Deutsche Bank contracted five well-known historians to research and write “Die Deutsche Bank 1870-1995,” which will be published this month to coincide with the bank’s 125th anniversary.

Deutsche Bank is one of a growing number of German companies that have begun to deal with their Nazi past.

Last year, automobile manufacturer Daimler Benz funded the publication of a book about prison laborers at the company’s factories during the war. Another book is now being written about Volkswagen’s use of forced labor under the Third Reich.

Research on the Deutsche Bank history was greatly aided by the fall of the Berlin Wall in 1989. Some 12,000 documents on the bank had been stored in the former East German city of Potsdam, making them inaccessible during the Cold War years.

Harold James, a British professor who teaches at Princeton University, wrote the chapter covering the Hitler period, from 1933 to 1945.

An 80-page excerpt of the chapter written by James was made available to the Jewish Telegraphic Agency.

It details the fate of Deutsche Bank’s Jewish executives and the Bank’s involvement in the expropriation of Jewish property.

James wrote that the Deutsche Bank played a mixed role in the expropriation of Jewish property under the Nazis, but that the bank has a “deep moral guilt” as a result of its ties to the Third Reich.

The chapter includes a section about Oscar Wassermann, a Jewish member of Deutsche’s board of directors in the 1920s and early 1930s who was incorrectly blamed for a bank crisis in 1931. Two non-Jewish board members were actually responsible for the problem, James wrote.

Wassermann was attacked by government officials as a Jew and a Zionist. In May 1933, bowing to the new Nazi government, Wassermann, 64, and Theodor Frank, 62, another Jewish board member, were forced off the board.

The bank tried to cover up the expulsions by saying the two left due to their age.

The Princeton professor also recounted how several lower-ranking employees of the bank seized the Nazi ideology as a way for them to advance their careers.

But he also recorded cases of resistance. A branch director in Frankenthal refused to turn over a list of Jewish accounts to the Nazi authorities. Deutsche’s personnel director also refused to allow the director of the Bochum branch, a strong Nazi supporter, to include passages of “Mein Kampf” in the bank’s list of work conditions.
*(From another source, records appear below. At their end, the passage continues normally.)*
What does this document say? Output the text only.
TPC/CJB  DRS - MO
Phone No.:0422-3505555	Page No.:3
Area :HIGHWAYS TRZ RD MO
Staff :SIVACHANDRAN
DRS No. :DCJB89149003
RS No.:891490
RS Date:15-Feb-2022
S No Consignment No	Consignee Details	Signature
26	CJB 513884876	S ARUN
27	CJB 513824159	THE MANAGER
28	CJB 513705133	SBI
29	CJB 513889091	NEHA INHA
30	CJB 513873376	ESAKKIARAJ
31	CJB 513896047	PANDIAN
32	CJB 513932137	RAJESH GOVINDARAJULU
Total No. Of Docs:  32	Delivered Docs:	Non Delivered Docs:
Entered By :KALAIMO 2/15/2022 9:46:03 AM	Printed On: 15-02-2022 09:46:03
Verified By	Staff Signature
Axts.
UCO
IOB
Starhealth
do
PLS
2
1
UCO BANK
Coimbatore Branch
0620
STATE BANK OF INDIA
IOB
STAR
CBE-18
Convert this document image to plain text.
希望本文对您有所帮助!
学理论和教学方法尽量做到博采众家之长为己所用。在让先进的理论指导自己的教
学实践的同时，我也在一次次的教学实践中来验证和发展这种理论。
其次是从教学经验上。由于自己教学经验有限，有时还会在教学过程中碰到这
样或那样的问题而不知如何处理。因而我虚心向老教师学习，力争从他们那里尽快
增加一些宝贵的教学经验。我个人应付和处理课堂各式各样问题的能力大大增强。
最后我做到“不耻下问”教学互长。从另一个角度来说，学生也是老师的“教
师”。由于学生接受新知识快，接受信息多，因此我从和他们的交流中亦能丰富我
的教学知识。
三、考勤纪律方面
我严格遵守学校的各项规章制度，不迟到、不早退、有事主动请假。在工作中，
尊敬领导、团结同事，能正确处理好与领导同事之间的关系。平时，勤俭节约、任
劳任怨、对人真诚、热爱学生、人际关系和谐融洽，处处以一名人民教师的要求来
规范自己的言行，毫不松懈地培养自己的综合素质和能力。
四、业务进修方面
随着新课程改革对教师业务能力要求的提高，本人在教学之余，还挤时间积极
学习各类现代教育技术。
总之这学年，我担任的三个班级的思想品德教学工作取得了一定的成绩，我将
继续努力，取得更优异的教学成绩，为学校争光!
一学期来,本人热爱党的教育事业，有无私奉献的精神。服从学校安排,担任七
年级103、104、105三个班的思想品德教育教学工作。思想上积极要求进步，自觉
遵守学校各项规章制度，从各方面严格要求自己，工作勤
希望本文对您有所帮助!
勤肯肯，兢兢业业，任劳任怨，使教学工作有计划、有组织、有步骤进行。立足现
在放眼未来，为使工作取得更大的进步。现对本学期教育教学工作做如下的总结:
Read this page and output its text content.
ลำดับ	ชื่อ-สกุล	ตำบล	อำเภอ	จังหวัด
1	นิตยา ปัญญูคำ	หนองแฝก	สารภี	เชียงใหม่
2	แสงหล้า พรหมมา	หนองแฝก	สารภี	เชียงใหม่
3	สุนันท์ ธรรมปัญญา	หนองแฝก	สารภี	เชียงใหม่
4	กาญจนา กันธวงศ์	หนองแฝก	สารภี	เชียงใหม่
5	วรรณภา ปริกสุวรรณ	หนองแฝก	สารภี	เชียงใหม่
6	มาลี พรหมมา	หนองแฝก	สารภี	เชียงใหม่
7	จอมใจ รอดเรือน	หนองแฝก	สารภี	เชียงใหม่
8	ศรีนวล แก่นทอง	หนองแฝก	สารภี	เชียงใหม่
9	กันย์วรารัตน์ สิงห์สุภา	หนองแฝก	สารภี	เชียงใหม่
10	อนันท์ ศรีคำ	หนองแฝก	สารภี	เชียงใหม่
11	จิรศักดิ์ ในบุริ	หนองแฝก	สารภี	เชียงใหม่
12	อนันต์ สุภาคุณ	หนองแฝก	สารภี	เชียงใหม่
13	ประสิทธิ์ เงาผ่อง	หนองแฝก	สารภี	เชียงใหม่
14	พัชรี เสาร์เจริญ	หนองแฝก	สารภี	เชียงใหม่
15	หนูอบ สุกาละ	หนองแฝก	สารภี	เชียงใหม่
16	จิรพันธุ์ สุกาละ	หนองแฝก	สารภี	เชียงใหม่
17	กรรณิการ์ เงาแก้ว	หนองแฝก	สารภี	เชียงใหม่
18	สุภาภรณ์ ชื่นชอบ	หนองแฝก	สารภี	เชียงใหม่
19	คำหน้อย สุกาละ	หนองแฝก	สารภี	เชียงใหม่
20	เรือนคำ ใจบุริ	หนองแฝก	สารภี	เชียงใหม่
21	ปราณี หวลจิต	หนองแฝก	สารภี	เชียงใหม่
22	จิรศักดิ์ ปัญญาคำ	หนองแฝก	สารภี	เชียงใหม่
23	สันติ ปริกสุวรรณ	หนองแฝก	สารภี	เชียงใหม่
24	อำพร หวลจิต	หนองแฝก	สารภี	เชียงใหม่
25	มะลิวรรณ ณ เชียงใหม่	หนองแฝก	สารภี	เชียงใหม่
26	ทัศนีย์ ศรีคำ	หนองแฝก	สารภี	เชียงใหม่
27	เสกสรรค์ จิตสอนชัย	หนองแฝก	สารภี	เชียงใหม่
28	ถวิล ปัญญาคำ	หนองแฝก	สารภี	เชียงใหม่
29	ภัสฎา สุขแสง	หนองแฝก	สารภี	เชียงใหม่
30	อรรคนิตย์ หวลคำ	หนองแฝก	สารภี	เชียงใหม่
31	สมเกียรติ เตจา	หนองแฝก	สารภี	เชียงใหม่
The chapter also includes a letter written by Georg Solmssen, the son of a practicing Jew who sat on the bank’s supervisory board.

Solmssen, in a letter dated April 9,1933, expressed prescient views of what was to come during the Nazi regime:

“The expulsion of Jews from public service, which is now completed via the law, pushes the question as to what further consequences will follow for the private economy, given that the educated part of the populace accepts these actions as a matter of course.

“I’m afraid that we are at the beginning of a goal-oriented, well-though-out plan directed at destroying economically and morally and completely indiscriminately all those living members of the Jewish race in Germany.”